Build an intelligent financial analysis agent with LangGraph and Strands Agents

Agentic AI is revolutionizing the financial services industry through its ability to make autonomous decisions and adapt in real time, moving well beyond traditional automation. Imagine an AI assistant that can analyze quarterly earnings reports, compare them against industry expectations, and generate insights about future performance. This seemingly straightforward task involves multiple complex steps: document processing, data extraction, numerical analysis, context integration, and insight generation.

Financial analysis workflows present unique technical challenges for generative AI that push the boundaries of traditional large language model (LLM) implementations. This domain requires architectural patterns designed to handle the inherent complexities of financial workflows to assist analysts. Although agentic AI systems drive substantial improvements in operational efficiency and customer experience, delivering measurable productivity gains across operations, they also present unique implementation challenges around governance, data privacy, and regulatory compliance. Financial institutions must carefully balance the transformative potential of agentic AI—from dynamic financial coaching to real-time risk assessment—with the need for robust oversight and control frameworks.

This post describes an approach of combining three powerful technologies to illustrate an architecture that you can adapt and build upon for your specific financial analysis needs: LangGraph for workflow orchestration, Strands Agents for structured reasoning, and Model Context Protocol (MCP) for tool integration.

The following screenshot figure demonstrates how this solution operates in practice:

The reference architecture discussed in this post emerged from experimenting with different patterns for financial domain applications. We hope these insights help you navigate similar challenges in your own projects, whether in finance or other complex analytical domains.
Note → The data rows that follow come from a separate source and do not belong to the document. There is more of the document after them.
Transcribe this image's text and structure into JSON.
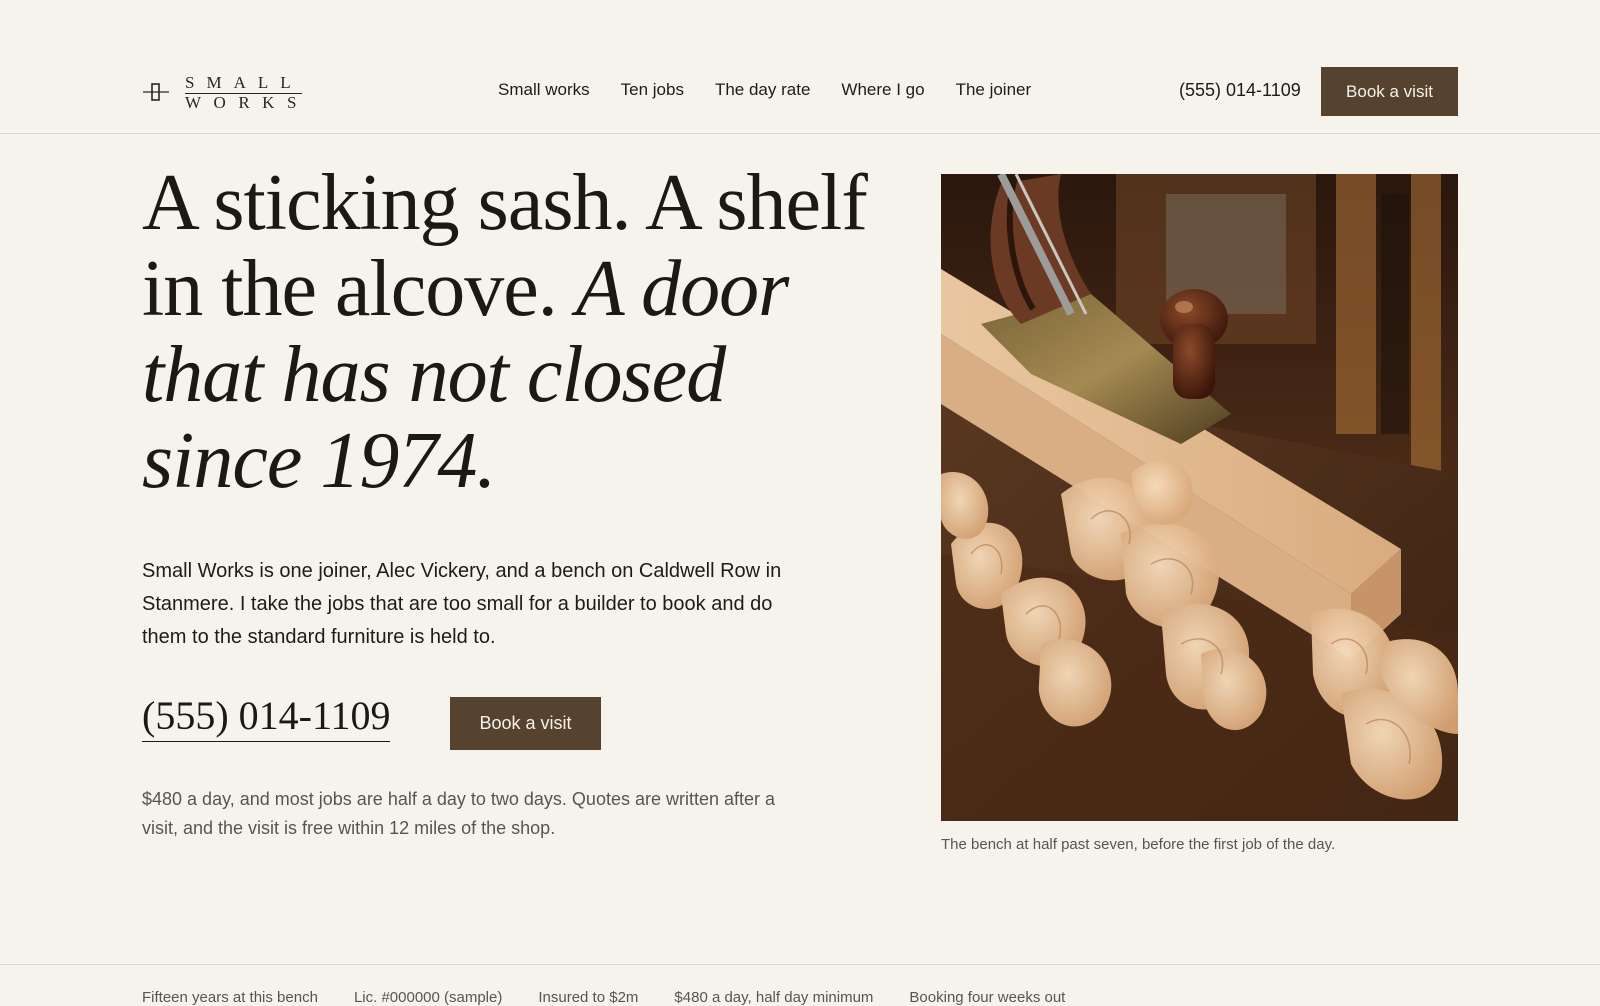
{
  "brand": {
    "line1": "SMALL",
    "line2": "WORKS",
    "icon": "plane-mark-icon"
  },
  "nav": {
    "items": [
      {
        "label": "Small works"
      },
      {
        "label": "Ten jobs"
      },
      {
        "label": "The day rate"
      },
      {
        "label": "Where I go"
      },
      {
        "label": "The joiner"
      }
    ]
  },
  "header": {
    "phone": "(555) 014-1109",
    "cta_label": "Book a visit"
  },
  "hero": {
    "title_plain": "A sticking sash. A shelf in the alcove. ",
    "title_italic": "A door that has not closed since 1974.",
    "intro": "Small Works is one joiner, Alec Vickery, and a bench on Caldwell Row in Stanmere. I take the jobs that are too small for a builder to book and do them to the standard furniture is held to.",
    "phone": "(555) 014-1109",
    "cta_label": "Book a visit",
    "note": "$480 a day, and most jobs are half a day to two days. Quotes are written after a visit, and the visit is free within 12 miles of the shop."
  },
  "photo": {
    "caption": "The bench at half past seven, before the first job of the day."
  },
  "strip": {
    "items": [
      "Fifteen years at this bench",
      "Lic. #000000 (sample)",
      "Insured to $2m",
      "$480 a day, half day minimum",
      "Booking four weeks out"
    ]
  },
  "colors": {
    "background": "#f6f3ed",
    "accent": "#55422f",
    "text": "#1f1b17",
    "muted": "#5b544c"
  }
}
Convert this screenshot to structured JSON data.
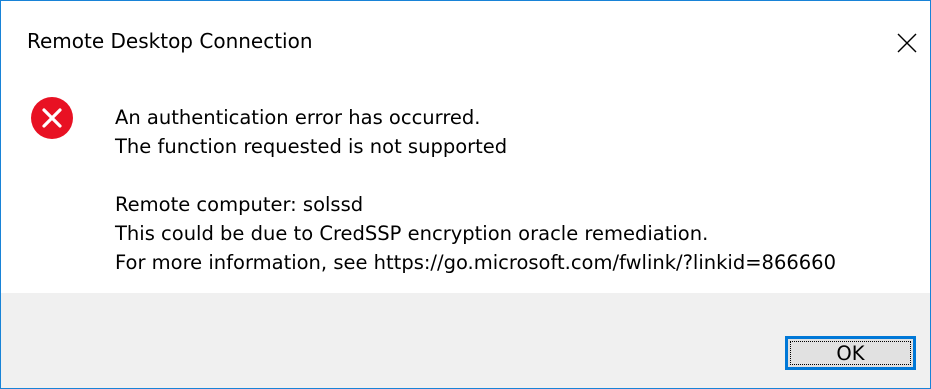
{
  "window": {
    "title": "Remote Desktop Connection",
    "close_icon": "close-icon"
  },
  "message": {
    "icon": "error-icon",
    "icon_color": "#e81123",
    "line1": "An authentication error has occurred.",
    "line2": "The function requested is not supported",
    "line3": "Remote computer: solssd",
    "line4": "This could be due to CredSSP encryption oracle remediation.",
    "line5": "For more information, see https://go.microsoft.com/fwlink/?linkid=866660"
  },
  "buttons": {
    "ok_label": "OK"
  },
  "colors": {
    "accent": "#0078d7",
    "footer_bg": "#f0f0f0"
  }
}
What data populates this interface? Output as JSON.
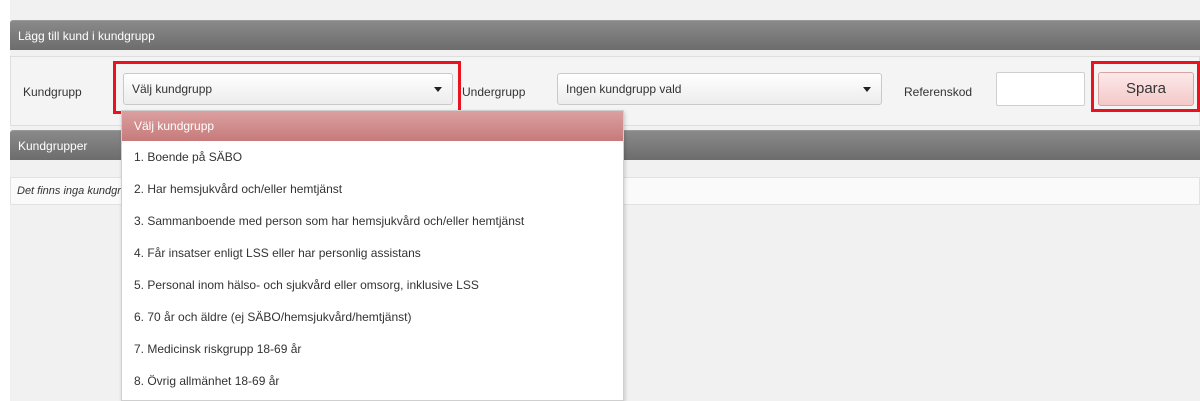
{
  "panel": {
    "title": "Lägg till kund i kundgrupp"
  },
  "form": {
    "kundgrupp_label": "Kundgrupp",
    "kundgrupp_value": "Välj kundgrupp",
    "undergrupp_label": "Undergrupp",
    "undergrupp_value": "Ingen kundgrupp vald",
    "referenskod_label": "Referenskod",
    "referenskod_value": "",
    "save_label": "Spara"
  },
  "groups": {
    "title": "Kundgrupper",
    "empty_text": "Det finns inga kundgrupper"
  },
  "dropdown": {
    "options": [
      "Välj kundgrupp",
      "1. Boende på SÄBO",
      "2. Har hemsjukvård och/eller hemtjänst",
      "3. Sammanboende med person som har hemsjukvård och/eller hemtjänst",
      "4. Får insatser enligt LSS eller har personlig assistans",
      "5. Personal inom hälso- och sjukvård eller omsorg, inklusive LSS",
      "6. 70 år och äldre (ej SÄBO/hemsjukvård/hemtjänst)",
      "7. Medicinsk riskgrupp 18-69 år",
      "8. Övrig allmänhet 18-69 år"
    ],
    "selected": "Välj kundgrupp"
  },
  "colors": {
    "header_bar": "#7b7b7b",
    "highlight": "#e8131f",
    "selected_option": "#d18c8c",
    "save_button": "#f7d6d6"
  }
}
Understanding the challenges in financial analysis workflows

Before diving into the solution implementation details, it’s worth understanding the core challenges that informed our architectural decisions. These challenges aren’t unique to our project, they’re inherent to the nature of financial analysis and appear in many complex analytical applications.Our first challenge involved dynamic and adaptive analysis flows. Financial analysis workflows are inherently dynamic, with analysts constantly adjusting their approach based on observed patterns and intuition. An analyst might shift focus from revenue analysis to operational metrics, or dive deeper into specific industry segments based on emerging insights. This requires an orchestration strategy that can handle flexible, nonlinear execution paths while maintaining analytical coherence and context throughout the process.In our second challenge, we were faced with complex integration across multiple data sources. Financial analysis requires seamless integration with various internal and external systems, from proprietary databases to public industry data APIs. Each integration point introduces potential compatibility issues and architectural complexity. The challenge lies in maintaining manageable system coupling while enabling access to diverse data sources, each with their own interfaces, authentication methods, and data formats. A robust integration strategy is needed to keep system complexity at a sustainable level while maintaining reliable data access across sources.

Solution overview

To address these challenges, we developed an architectural pattern combining three complementary technologies:

• LangGraph – Provides the foundation for handling dynamic analysis flows through structured workflow orchestration, enabling flexible execution paths while maintaining state and context
• Strands Agents – Serves as an intermediary layer, coordinating between foundation models (FMs) and specialized tools to execute complex analytical tasks
• MCP – Standardizes the integration of diverse data sources and tools, simplifying the complexity of connecting to multiple financial systems and services.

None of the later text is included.